Database Hacking, Penetration Testing, Website Hacking

How to set up SQLI Lab

May 26, 2017 by Raj Chandel

Hello everyone, today we’ll be learning how to setup Dhakkan lab (one of the best labs I have seen for practising and understanding SQL INJECTION) in our latest Ubuntu Machine.

A laboratory that offers a complete test environment for those interested in acquiring or improving SQL injection skills. Let’s start. First, we will download SQLI lab inside html directory by the following link-

git clone http://github.com/Rinkish/Sqli_Edited_Version

Once the download is done, we will move sqli labs into the /var/www/html directory and rename it to sqli. Then go inside the sqli directory where we will find /sqli-connections directory. Here we will run ls command to check the files and we can see that here is a file by the name of db-creds.inc

we need to make some changes in the config file by the following command-

cd Sqli_Edited_Version/
ls
mv sqlilabs/ ../sqli
cd sqli
cd sql-connections/
ls
nano db-creds.inc

As we can see that username is given root and password is left blank which we need to modify.

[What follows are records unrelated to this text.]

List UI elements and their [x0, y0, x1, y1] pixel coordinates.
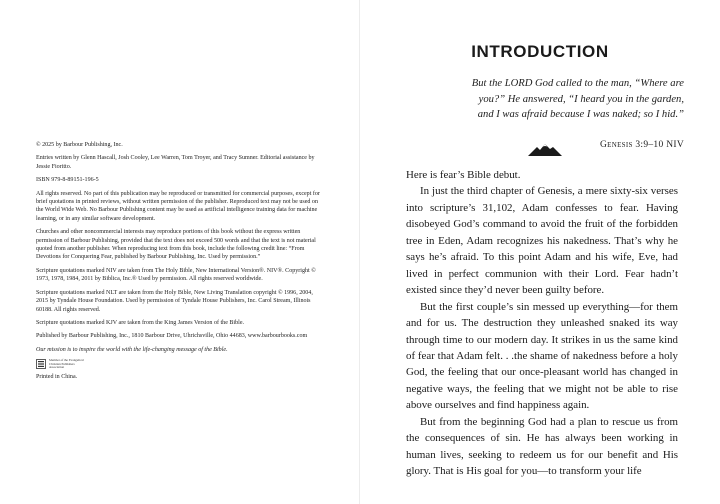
kjv-notice: Scripture quotations marked KJV are taken from the King James Version of the Bible.: [36, 319, 245, 326]
nlt-notice: Scripture quotations marked NLT are taken from the Holy Bible, New Living Translation copyright © 1996, 2004, 2015 by Tyndale House Foundation. Used by permission of Tyndale House Publishers, Inc. Carol Stream, Illinois 60188. All rights reserved.: [36, 289, 313, 313]
body-paragraph: Here is fear’s Bible debut.: [406, 169, 521, 181]
noncommercial-use-notice: Churches and other noncommercial interests may reproduce portions of this book without the express written permission of Barbour Publishing, provided that the text does not exceed 500 words and that the text is not material quoted from another publisher. When reproducing text from this book, include the following credit line: “From Devotions for Conquering Fear, published by Barbour Publishing, Inc. Used by permission.”: [36, 229, 316, 261]
printed-in: Printed in China.: [36, 374, 78, 381]
introduction-page: [360, 0, 720, 504]
publisher-address: Published by Barbour Publishing, Inc., 1810 Barbour Drive, Uhrichsville, Ohio 44683, www.barbourbooks.com: [36, 333, 308, 340]
body-paragraph: In just the third chapter of Genesis, a mere sixty-six verses into scripture’s 31,102, Adam confesses to fear. Having disobeyed God’s command to avoid the fruit of the forbidden tree in Eden, Adam recognizes his nakedness. That’s why he says he’s afraid. To this point Adam and his wife, Eve, had lived in perfect communion with their Lord. Fear hadn’t existed since they’d never been guilty before.: [406, 185, 678, 297]
copyright-block: [36, 141, 324, 387]
ecpa-logo-icon: [36, 359, 46, 369]
scripture-citation: Genesis 3:9–10 NIV: [599, 140, 684, 150]
author-credits: Entries written by Glenn Hascall, Josh Cooley, Lee Warren, Tom Troyer, and Tracy Sumner. Editorial assistance by Jessie Fioritto.: [36, 155, 315, 170]
epigraph-line: But the LORD God called to the man, “Where are: [471, 78, 684, 89]
epigraph: [414, 76, 684, 123]
body-paragraph: But from the beginning God had a plan to rescue us from the consequences of sin. He has always been working in human lives, seeking to redeem us for our benefit and His glory. That is His goal for you—to transform your life: [406, 415, 678, 478]
ecpa-logo: [36, 359, 324, 369]
epigraph-line: you?” He answered, “I heard you in the garden,: [478, 93, 684, 105]
mission-statement: Our mission is to inspire the world with the life-changing message of the Bible.: [36, 346, 228, 353]
page-title: INTRODUCTION: [471, 42, 609, 61]
body-paragraph: But the first couple’s sin messed up everything—for them and for us. The destruction they unleashed snaked its way through time to our modern day. It strikes in us the same kind of fear that Adam felt. . .the shame of nakedness before a holy God, the feeling that our once-pleasant world has changed in negative ways, the feeling that we might not be able to rise above ourselves and find happiness again.: [406, 300, 678, 412]
copyright-line: © 2025 by Barbour Publishing, Inc.: [36, 142, 123, 148]
introduction-body: [406, 167, 678, 480]
rights-reserved-notice: All rights reserved. No part of this publication may be reproduced or transmitted for commercial purposes, except for brief quotations in printed reviews, without written permission of the publisher. Reproduced text may not be used on the World Wide Web. No Barbour Publishing content may be used as artificial intelligence training data for machine learning, or in any similar software development.: [36, 190, 320, 222]
ecpa-logo-caption: Member of the Evangelical Christian Publishers Association: [49, 358, 84, 369]
niv-notice: Scripture quotations marked NIV are taken from The Holy Bible, New International Version®. NIV®. Copyright © 1973, 1978, 1984, 2011 by Biblica, Inc.® Used by permission. All rights reserved worldwide.: [36, 267, 316, 283]
epigraph-line: and I was afraid because I was naked; so I hid.”: [477, 109, 684, 120]
mountain-range-icon: [528, 144, 562, 156]
isbn: ISBN 979-8-89151-196-5: [36, 177, 99, 184]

Now here we will set the username and password as raj:123 Now save the file and exit.

Now browse this web application from through this URL: localhost/sqli and click on Setup/reset Databases for labs.

Now the sqli lab is ready to use.

Now a page will open up in your browser which is an indication that we can access different kinds of Sqli challenges

Click on lesson 1 and start the Sqli challenge.

Author – Rinkish Khera is a Web Application security consultant who loves competitive coding, hacking and learning new things about technology. Contact Here

16 thoughts on “How to set up SQLI Lab”

Emperor says:

January 19, 2018 at 5:46 pm

can get edited lab
1. Rinkish says:
  
  May 6, 2018 at 12:03 pm
  
  https://github.com/Rinkish/Sqli_Edited_Version
Shreyans Soni says:

February 19, 2018 at 4:56 pm

Check out my script for this issue:
https://github.com/hnsoni/SQLi_Lab_Fix.git

This will fix the issue on linux Based system.
Anil says:

April 15, 2018 at 10:54 am

i need edited lab
1. Raj Chandel says:
  
  April 16, 2018 at 8:48 am
  
  contact article author [email protected]
2. Rinkish says:
  
  May 6, 2018 at 12:01 pm
  
  https://github.com/Rinkish/Sqli_Edited_Version
aditya says:

December 20, 2018 at 10:18 am

thanks for it . keep it up . if you have more resources for advanced web pentest then plz send me link or material at [email protected] plz give some attention
Yash says:

March 1, 2019 at 7:32 pm

Okay, so i downloaded the edited lab and carried out all commands. Still DB does not load. Anything new or different with kali 2019?
hocrux says:

August 26, 2019 at 3:44 pm

thank you!! thank you so much!!
i got it. 🙂
Bhargav Sai Madhabattula says:

May 1, 2020 at 9:21 am

Okay, I downloaded all the edited lab and followed every command in the tutorial. Still can’t load the DB? Please help me out..!
1. Raj Chandel says:
  
  May 1, 2020 at 11:17 am
  
  article updated, please check
Hacker says:

May 20, 2020 at 4:42 pm

[*]……………….Could not connect to DB, check the creds in db-creds.inc:

How to solve this error?
1. Shooter says:
  
  September 6, 2020 at 5:02 am
  
  try with your mysql creds
Rohit says:

September 10, 2020 at 7:19 pm

[*]……………….Could not connect to DB, check the creds in db-creds.inc:
Arif says:

December 20, 2020 at 3:40 pm

amazing lab test from dhakkan.

but edited lab, still have many missing lesson.

imho, i gave up n prefer installed ubuntu 14.04 support php5 in virtualbox in kali linux 2019.

and voilaaa, original sqli dhakkan run smooth.
Kairos says:

March 5, 2021 at 7:13 pm

I’ve been doing the lab on Kali Linux with php7 but when I reached Lesson 26 there’s no way of bypassing the SPACE blacklist filter. If anyone know anything about I’ll appreciate it.

Don’t know whether MariaDB has any patch to avoid it.